Since you are working in growing medical device industry this could be a good read based on your application

(broken link removed)

For process validation - https://www.fda.gov/downloads/Drugs/GuidanceComplianceRegulatoryInformation/Guidances/UCM070336.pdf

Based on this document, you can tweak according to your needs. I do completely agree with Ronen that there is no specific standard practice, but if you comply to FDA CGMP it would be a good practice to begin now and helpful in long run.
 

Ronen E

Problem Solver
Moderator
Since you are working in growing medical device industry this could be a good read based on your application

(broken link removed)

For process validation - https://www.fda.gov/downloads/Drugs/GuidanceComplianceRegulatoryInformation/Guidances/UCM070336.pdf

Based on this document, you can tweak according to your needs.
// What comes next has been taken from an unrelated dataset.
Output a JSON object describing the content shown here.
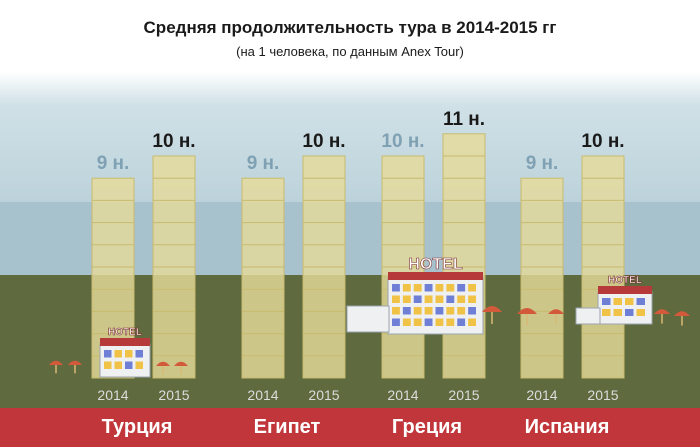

I do completely agree with Ronen that there is no specific standard practice, but if you comply to FDA CGMP it would be a good practice to begin now and helpful in long run.

I didn't refer to a "standard practice" for equipment validation (in fact I do know a few of those); rather, I was addressing what the OP was after - a "standard practice" for verifying that the equipment is still in a validated state (i.e. doesn't require re-validation).

Cheers,
Ronen.
 
G

Grimaskr

I'm not sure if it's applicable to the medical industry, but in various electronics manufacturing plants I've worked in we do a checklist and 'release to production' form after maintenance or engineering experiments have tampered with manufacturing equipment.

It's just a tickler list that asks questions like:
  • Have all safety features (shield, guards, alarms, etc) been reactivated?
  • Have all facilities (water, power, air, etc) been re-connected and checked?
  • Have all process controls (vision systems, guides, etc) been checked?
  • Does any of this maintenance/engineering activity require re-validation of product before release to production?
  • And various other types of reminder questions.
The engineer responsible for the equipment needs to sign off on the checklist before Production starts running parts again. It serves as a good reminder system and shows auditors that you are double-checking things after tampering with equipment.

But again, I'm not familiar with medical industry rules/regs... so I don't know if this is applicable.